Cities and their wider metropolitan areas in countries like the United States, where cars have been king for decades, must be reimagined, but any attempt to disincentivise driving must be formulated through a systems-thinking approach. Working with communities to understand their needs and provide them with the infrastructure and services that can evolve their cities for the better – this would be the best way forward to truly make these cities as inclusive as possible.

The City Must Belong to All

While the challenges facing different regions of the world are not the same, they stem from the same source: policies and planning that did not have inclusion in mind. Cities are home to the majority of humanity, yet primarily serve a select few who can afford the pleasures of urban life. If inclusive cities are to be achieved, whole-of-society approaches must be utilised, thus shaping public policies that take the needs of all into consideration.

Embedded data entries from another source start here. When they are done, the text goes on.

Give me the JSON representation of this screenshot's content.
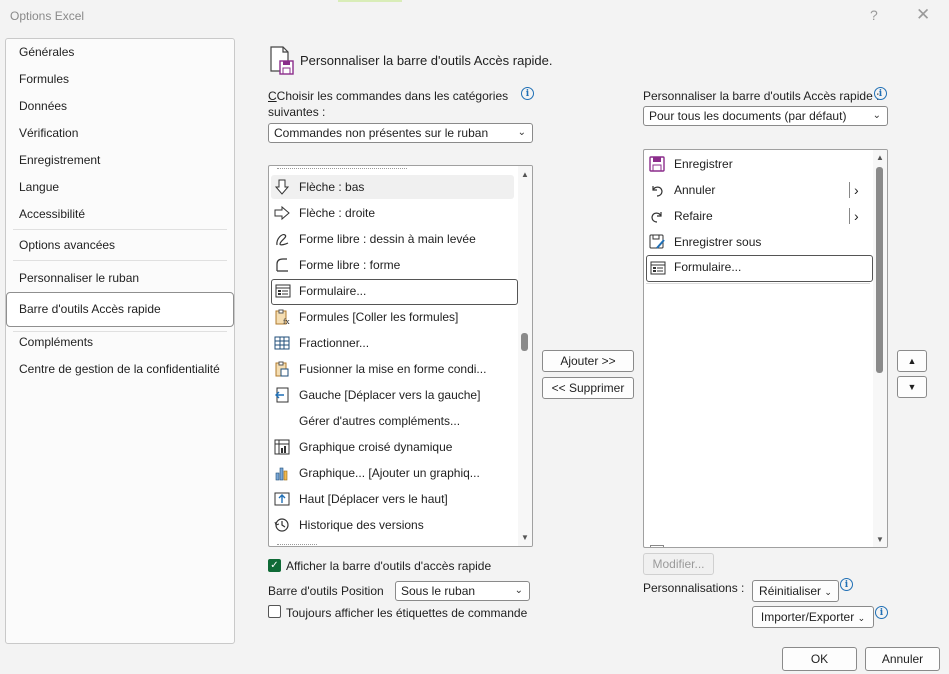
{
  "window": {
    "title": "Options Excel",
    "help": "?",
    "close": "✕"
  },
  "nav": {
    "items": [
      "Générales",
      "Formules",
      "Données",
      "Vérification",
      "Enregistrement",
      "Langue",
      "Accessibilité",
      "Options avancées",
      "Personnaliser le ruban",
      "Barre d'outils Accès rapide",
      "Compléments",
      "Centre de gestion de la confidentialité"
    ],
    "selected": "Barre d'outils Accès rapide"
  },
  "header": {
    "title": "Personnaliser la barre d'outils Accès rapide."
  },
  "left": {
    "choose_label_line1": "Choisir les commandes dans les catégories",
    "choose_label_line2": "suivantes :",
    "category_value": "Commandes non présentes sur le ruban",
    "commands": [
      "Flèche : bas",
      "Flèche : droite",
      "Forme libre : dessin à main levée",
      "Forme libre : forme",
      "Formulaire...",
      "Formules [Coller les formules]",
      "Fractionner...",
      "Fusionner la mise en forme condi...",
      "Gauche [Déplacer vers la gauche]",
      "Gérer d'autres compléments...",
      "Graphique croisé dynamique",
      "Graphique... [Ajouter un graphiq...",
      "Haut [Déplacer vers le haut]",
      "Historique des versions"
    ],
    "selected_command": "Formulaire..."
  },
  "middle": {
    "add_label": "Ajouter >>",
    "remove_label": "<< Supprimer"
  },
  "right": {
    "customize_label": "Personnaliser la barre d'outils Accès rapide :",
    "scope_value": "Pour tous les documents (par défaut)",
    "items": [
      "Enregistrer",
      "Annuler",
      "Refaire",
      "Enregistrer sous",
      "Formulaire..."
    ],
    "selected_item": "Formulaire...",
    "submenu_glyph": "›",
    "modify_label": "Modifier...",
    "personalizations_label": "Personnalisations :",
    "reset_label": "Réinitialiser",
    "import_export_label": "Importer/Exporter",
    "up": "▲",
    "down": "▼"
  },
  "bottom": {
    "show_toolbar_label": "Afficher la barre d'outils d'accès rapide",
    "show_toolbar_checked": true,
    "position_label": "Barre d'outils Position",
    "position_value": "Sous le ruban",
    "always_labels": "Toujours afficher les étiquettes de commande",
    "always_labels_checked": false
  },
  "footer": {
    "ok_label": "OK",
    "cancel_label": "Annuler"
  },
  "colors": {
    "accent_green": "#0f6a36",
    "info_blue": "#1f6fb5",
    "save_purple": "#8b2d8b"
  }
}
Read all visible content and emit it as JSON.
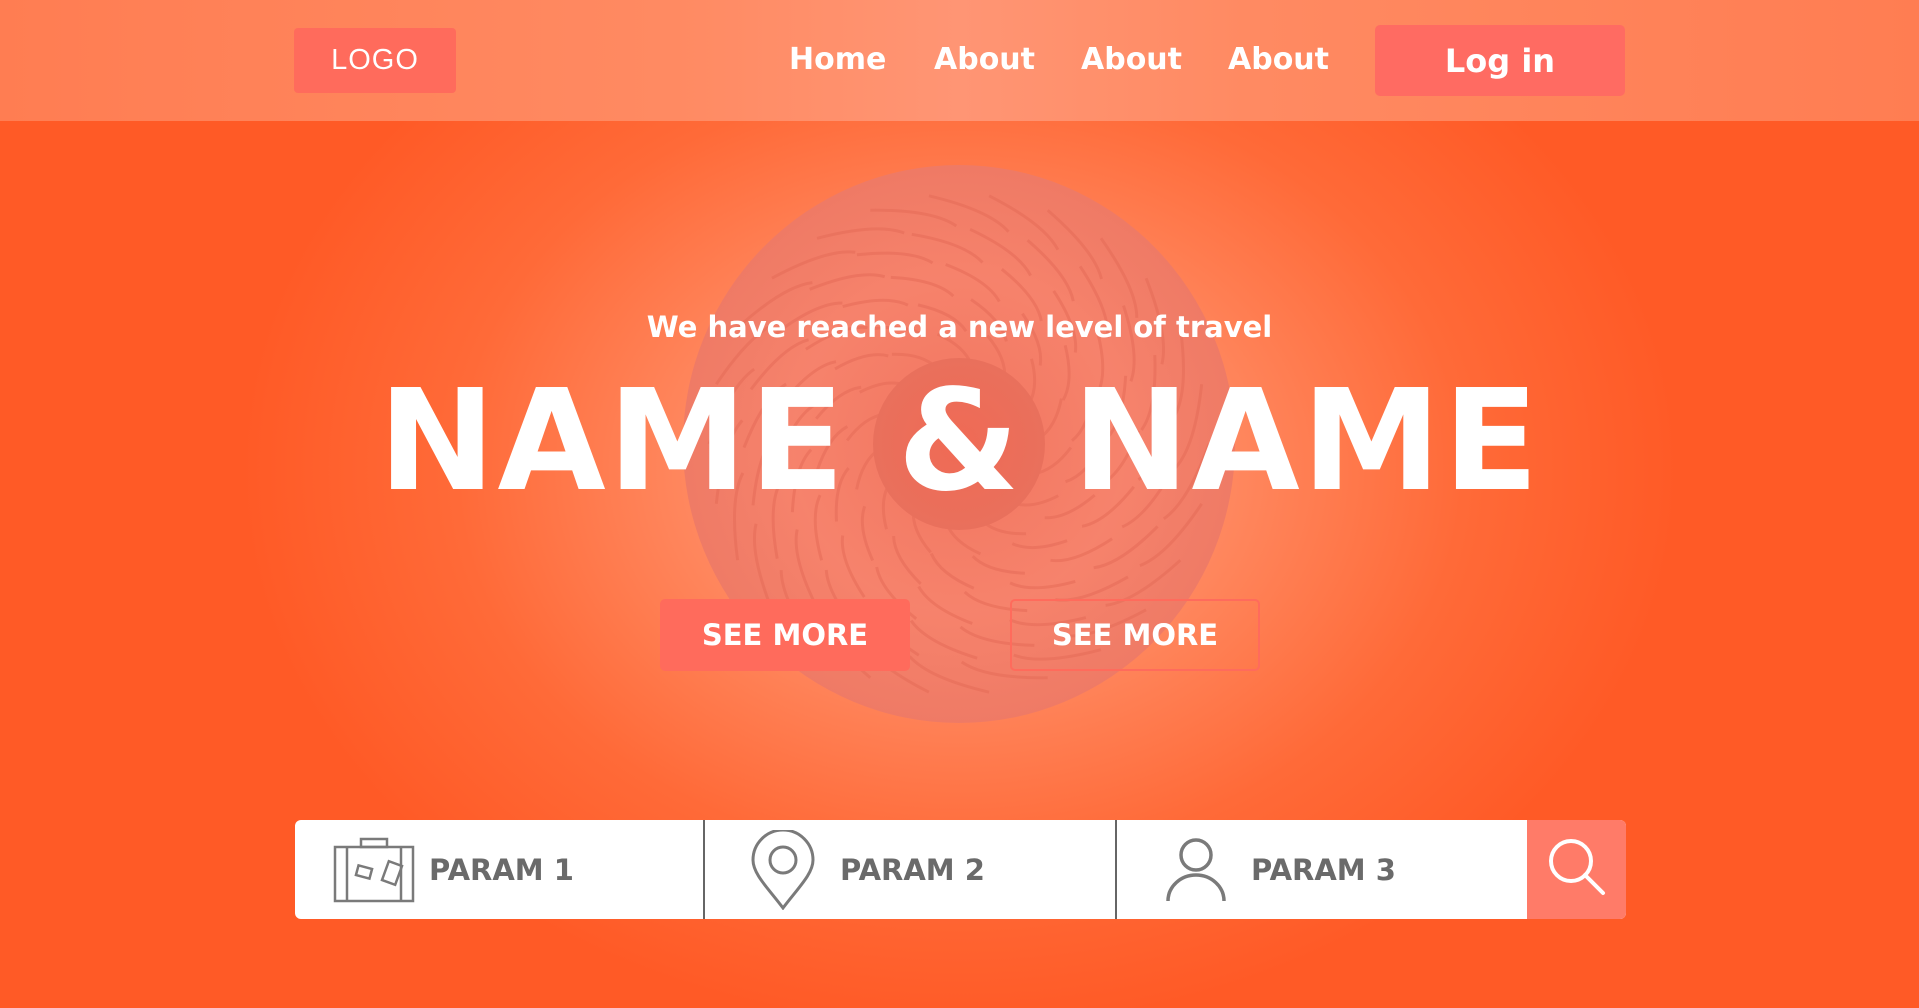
{
  "header": {
    "logo": "LOGO",
    "nav": [
      "Home",
      "About",
      "About",
      "About"
    ],
    "login_label": "Log in"
  },
  "hero": {
    "tagline": "We have reached a new level of travel",
    "title": "NAME & NAME",
    "primary_button": "SEE MORE",
    "secondary_button": "SEE MORE"
  },
  "search": {
    "params": [
      {
        "label": "PARAM 1",
        "icon": "suitcase-icon"
      },
      {
        "label": "PARAM 2",
        "icon": "location-pin-icon"
      },
      {
        "label": "PARAM 3",
        "icon": "user-icon"
      }
    ],
    "button_icon": "search-icon"
  },
  "colors": {
    "background": "#ff5a26",
    "accent": "#ff6b5c",
    "text": "#ffffff",
    "search_text": "#6a6a6a"
  }
}
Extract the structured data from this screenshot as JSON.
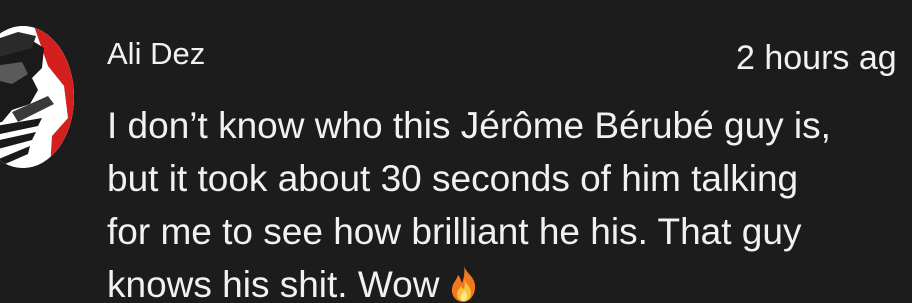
{
  "comment": {
    "author": "Ali Dez",
    "timestamp": "2 hours ag",
    "lines": [
      "I don’t know who this Jérôme Bérubé guy is,",
      "but it took about 30 seconds of him talking",
      "for me to see how brilliant he his. That guy",
      "knows his shit. Wow"
    ],
    "emoji": "fire-emoji"
  },
  "colors": {
    "background": "#1c1c1c",
    "text": "#f1f1f1",
    "avatar_accent": "#d3201e"
  }
}
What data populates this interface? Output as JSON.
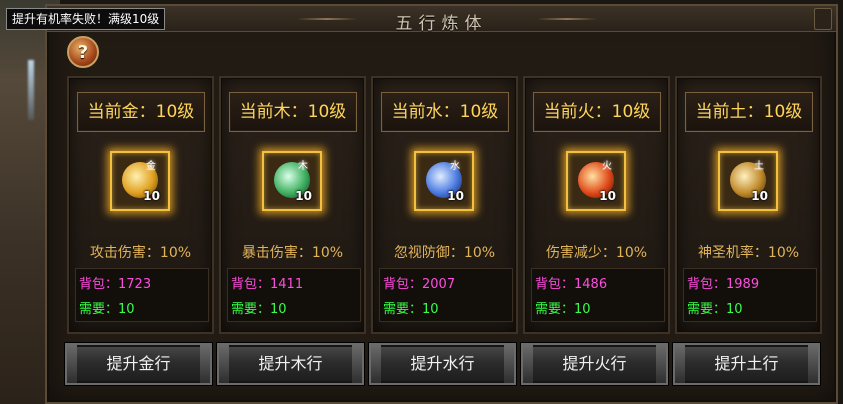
{
  "tooltip": "提升有机率失败！满级10级",
  "panel": {
    "title": "五行炼体"
  },
  "help": "?",
  "elements": [
    {
      "header": "当前金：10级",
      "effect": "攻击伤害：10%",
      "bag_label": "背包：",
      "bag": "1723",
      "need_label": "需要：",
      "need": "10",
      "level": "10",
      "glyph": "金",
      "button": "提升金行",
      "orb_color": "#e0a020"
    },
    {
      "header": "当前木：10级",
      "effect": "暴击伤害：10%",
      "bag_label": "背包：",
      "bag": "1411",
      "need_label": "需要：",
      "need": "10",
      "level": "10",
      "glyph": "木",
      "button": "提升木行",
      "orb_color": "#40b060"
    },
    {
      "header": "当前水：10级",
      "effect": "忽视防御：10%",
      "bag_label": "背包：",
      "bag": "2007",
      "need_label": "需要：",
      "need": "10",
      "level": "10",
      "glyph": "水",
      "button": "提升水行",
      "orb_color": "#4a7ae0"
    },
    {
      "header": "当前火：10级",
      "effect": "伤害减少：10%",
      "bag_label": "背包：",
      "bag": "1486",
      "need_label": "需要：",
      "need": "10",
      "level": "10",
      "glyph": "火",
      "button": "提升火行",
      "orb_color": "#e04a1a"
    },
    {
      "header": "当前土：10级",
      "effect": "神圣机率：10%",
      "bag_label": "背包：",
      "bag": "1989",
      "need_label": "需要：",
      "need": "10",
      "level": "10",
      "glyph": "土",
      "button": "提升土行",
      "orb_color": "#c08a2a"
    }
  ],
  "colors": {
    "header": "#ffd65a",
    "effect": "#e2b45a",
    "bag": "#ff4de0",
    "need": "#39ff4a"
  }
}
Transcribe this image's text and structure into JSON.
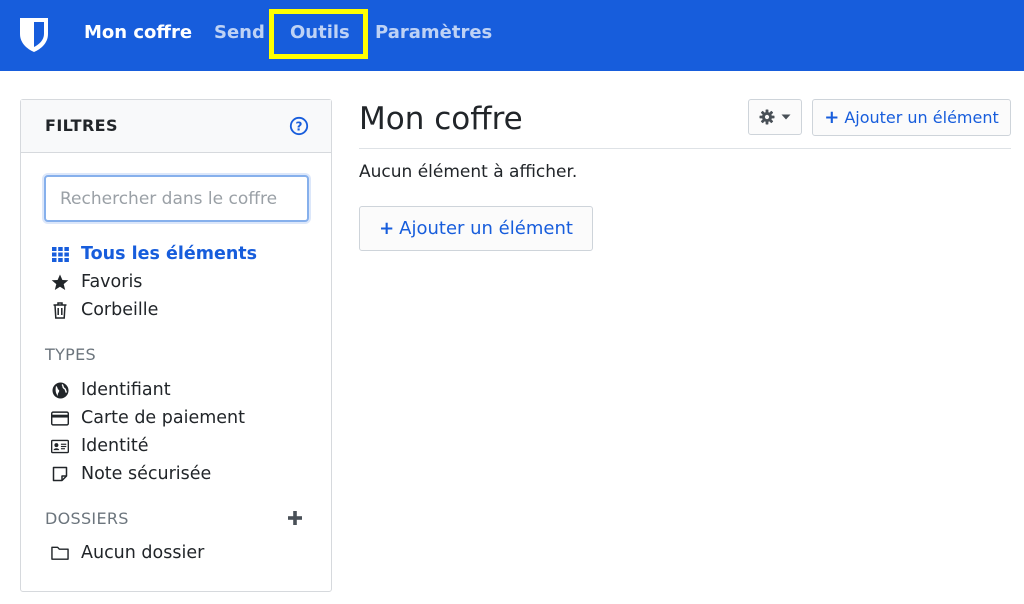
{
  "nav": {
    "items": [
      {
        "label": "Mon coffre",
        "active": true
      },
      {
        "label": "Send",
        "active": false
      },
      {
        "label": "Outils",
        "active": false,
        "highlighted": true
      },
      {
        "label": "Paramètres",
        "active": false
      }
    ]
  },
  "filters": {
    "title": "FILTRES",
    "search_placeholder": "Rechercher dans le coffre",
    "main": [
      {
        "label": "Tous les éléments",
        "icon": "grid-icon",
        "active": true
      },
      {
        "label": "Favoris",
        "icon": "star-icon",
        "active": false
      },
      {
        "label": "Corbeille",
        "icon": "trash-icon",
        "active": false
      }
    ],
    "types_label": "TYPES",
    "types": [
      {
        "label": "Identifiant",
        "icon": "globe-icon"
      },
      {
        "label": "Carte de paiement",
        "icon": "credit-card-icon"
      },
      {
        "label": "Identité",
        "icon": "id-card-icon"
      },
      {
        "label": "Note sécurisée",
        "icon": "note-icon"
      }
    ],
    "folders_label": "DOSSIERS",
    "folders": [
      {
        "label": "Aucun dossier",
        "icon": "folder-icon"
      }
    ]
  },
  "main": {
    "title": "Mon coffre",
    "add_button_label": "Ajouter un élément",
    "empty_text": "Aucun élément à afficher.",
    "empty_add_label": "Ajouter un élément"
  },
  "colors": {
    "brand": "#175ddc",
    "highlight": "#ffff00"
  }
}
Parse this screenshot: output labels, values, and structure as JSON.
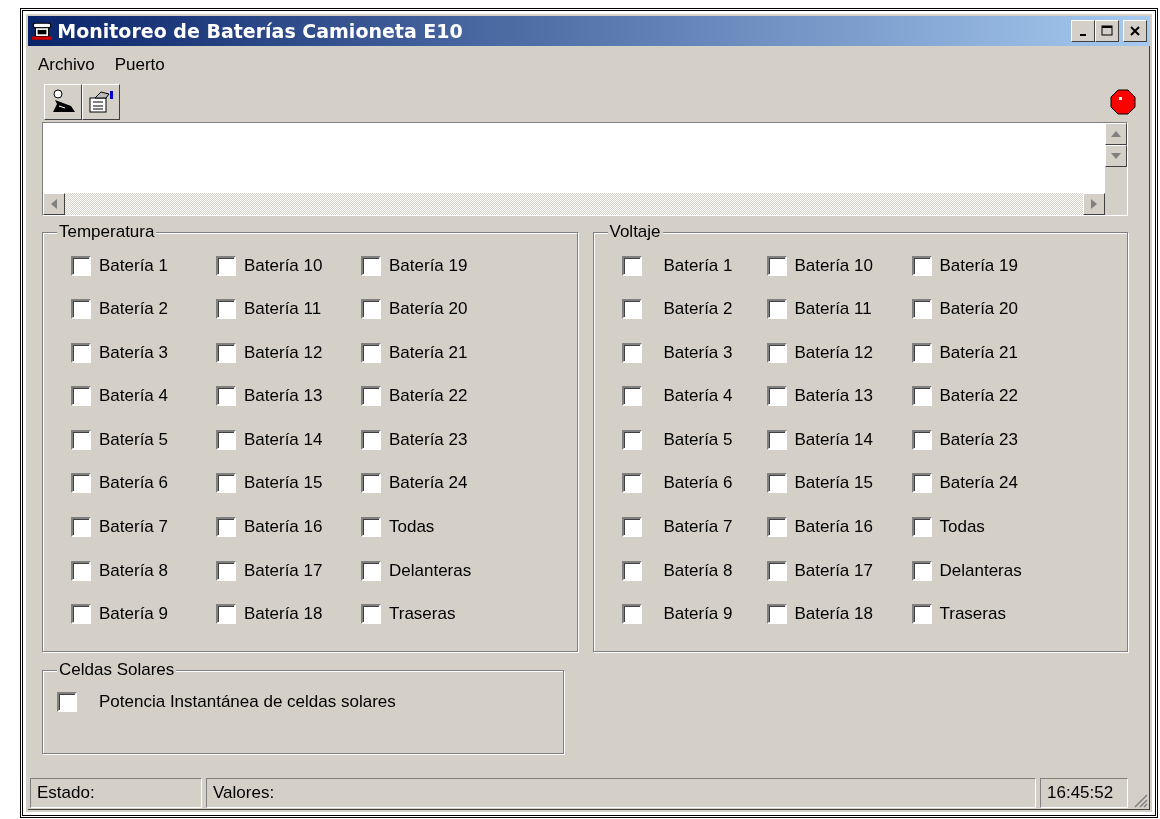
{
  "window": {
    "title": "Monitoreo de Baterías Camioneta E10"
  },
  "menu": [
    {
      "label": "Archivo"
    },
    {
      "label": "Puerto"
    }
  ],
  "connection": {
    "connected": false
  },
  "groups": [
    {
      "title": "Temperatura",
      "options": [
        {
          "label": "Batería 1",
          "checked": false
        },
        {
          "label": "Batería 2",
          "checked": false
        },
        {
          "label": "Batería 3",
          "checked": false
        },
        {
          "label": "Batería 4",
          "checked": false
        },
        {
          "label": "Batería 5",
          "checked": false
        },
        {
          "label": "Batería 6",
          "checked": false
        },
        {
          "label": "Batería 7",
          "checked": false
        },
        {
          "label": "Batería 8",
          "checked": false
        },
        {
          "label": "Batería 9",
          "checked": false
        },
        {
          "label": "Batería 10",
          "checked": false
        },
        {
          "label": "Batería 11",
          "checked": false
        },
        {
          "label": "Batería 12",
          "checked": false
        },
        {
          "label": "Batería 13",
          "checked": false
        },
        {
          "label": "Batería 14",
          "checked": false
        },
        {
          "label": "Batería 15",
          "checked": false
        },
        {
          "label": "Batería 16",
          "checked": false
        },
        {
          "label": "Batería 17",
          "checked": false
        },
        {
          "label": "Batería 18",
          "checked": false
        },
        {
          "label": "Batería 19",
          "checked": false
        },
        {
          "label": "Batería 20",
          "checked": false
        },
        {
          "label": "Batería 21",
          "checked": false
        },
        {
          "label": "Batería 22",
          "checked": false
        },
        {
          "label": "Batería 23",
          "checked": false
        },
        {
          "label": "Batería 24",
          "checked": false
        },
        {
          "label": "Todas",
          "checked": false
        },
        {
          "label": "Delanteras",
          "checked": false
        },
        {
          "label": "Traseras",
          "checked": false
        }
      ]
    },
    {
      "title": "Voltaje",
      "options": [
        {
          "label": "Batería 1",
          "checked": false
        },
        {
          "label": "Batería 2",
          "checked": false
        },
        {
          "label": "Batería 3",
          "checked": false
        },
        {
          "label": "Batería 4",
          "checked": false
        },
        {
          "label": "Batería 5",
          "checked": false
        },
        {
          "label": "Batería 6",
          "checked": false
        },
        {
          "label": "Batería 7",
          "checked": false
        },
        {
          "label": "Batería 8",
          "checked": false
        },
        {
          "label": "Batería 9",
          "checked": false
        },
        {
          "label": "Batería 10",
          "checked": false
        },
        {
          "label": "Batería 11",
          "checked": false
        },
        {
          "label": "Batería 12",
          "checked": false
        },
        {
          "label": "Batería 13",
          "checked": false
        },
        {
          "label": "Batería 14",
          "checked": false
        },
        {
          "label": "Batería 15",
          "checked": false
        },
        {
          "label": "Batería 16",
          "checked": false
        },
        {
          "label": "Batería 17",
          "checked": false
        },
        {
          "label": "Batería 18",
          "checked": false
        },
        {
          "label": "Batería 19",
          "checked": false
        },
        {
          "label": "Batería 20",
          "checked": false
        },
        {
          "label": "Batería 21",
          "checked": false
        },
        {
          "label": "Batería 22",
          "checked": false
        },
        {
          "label": "Batería 23",
          "checked": false
        },
        {
          "label": "Batería 24",
          "checked": false
        },
        {
          "label": "Todas",
          "checked": false
        },
        {
          "label": "Delanteras",
          "checked": false
        },
        {
          "label": "Traseras",
          "checked": false
        }
      ]
    }
  ],
  "solar": {
    "title": "Celdas Solares",
    "options": [
      {
        "label": "Potencia Instantánea de celdas solares",
        "checked": false
      }
    ]
  },
  "status_bar": [
    {
      "text": "Estado:"
    },
    {
      "text": "Valores:"
    },
    {
      "text": "16:45:52"
    }
  ]
}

Continuing to build roads for cars, and promoting small-scale, individual behavioural changes, tone-deaf to the struggles and realities of workers and the poor, means that the world’s trajectory towards achieving key global frameworks like the 2030 Agenda for Sustainable Development, the Paris Agreement, and the New Urban Agenda, is way off the mark. Cities that ignore the needs of all and provide for the transport and mobility needs of only a few, will remain exclusive cities.

So let me rephrase my initial question: To whom should the city belong?
To everyone. Inclusion is a policy choice. The time has come to make the right choice, starting with reimagining how we move people and goods in cities.